Sukkot is one of the festivals of the Jewish calendar. Originally a pilgrimage holiday, Sukkot meaning "booths" or "huts," gives thanks for the fall harvest. It also commemorates the forty years of Jewish wandering in the desert after the giving of the Torah at Mount Sinai. Sukkot is celebrated five days after Yom Kippur on the 15th day of the Hebrew month of Tishrei. During this seven-day [or eight-day] festival, it is customary to build a sukkah or small, temporary booth which is used for eating, entertaining and even sleeping.

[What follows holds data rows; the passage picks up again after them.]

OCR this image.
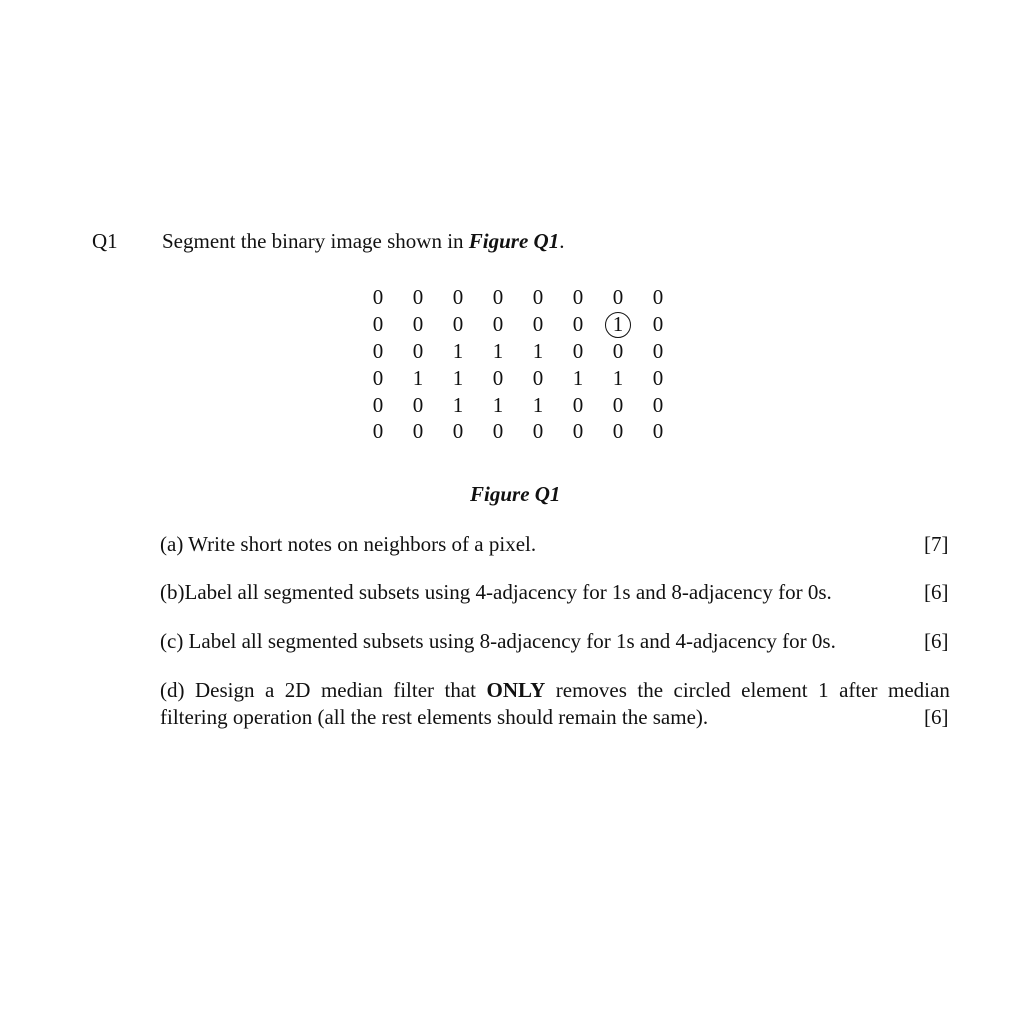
Q1 Segment the binary image shown in Figure Q1.
0	0	0	0	0	0	0	0
0	0	0	0	0	0	1	0
0	0	1	1	1	0	0	0
0	1	1	0	0	1	1	0
0	0	1	1	1	0	0	0
0	0	0	0	0	0	0	0
Figure Q1
(a) Write short notes on neighbors of a pixel.	[7]
(b)Label all segmented subsets using 4-adjacency for 1s and 8-adjacency for 0s.	[6]
(c) Label all segmented subsets using 8-adjacency for 1s and 4-adjacency for 0s.	[6]
(d) Design a 2D median filter that ONLY removes the circled element 1 after median
filtering operation (all the rest elements should remain the same).	[6]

Other names for the festival are Z’man Simchateinu [Season of Our Joy] and Chag HaAsif [Festival of the Ingathering]. During Sukkot it is a mitzvah [sacred obligation] to waive the four species in the sukkah. The four species are: lulav [palm frong], hadas [myrtle], arava [willow] and etrog [citron].

                    Lulav & Etrog Set     

Lulav & Etrog Set     


Simchat Torah [Rejoicing with the Torah]


At the conclusion of the seventh day of Sukkot, the Reform Movement celebrates Sh'mini Atzeret [day of assembly] and Simchat Torah on the 22nd day of the Hebrew month of Tishrei. This holiday affirms Torah as one of the three foundations of Judaism: God, Torah and Israel. Many congregations unroll the entire scroll of Torah to read the final verses of the D'varim [Deuteronomy] and the opening verses of B'reshit [Genesis]. It is a time of joy and merriment.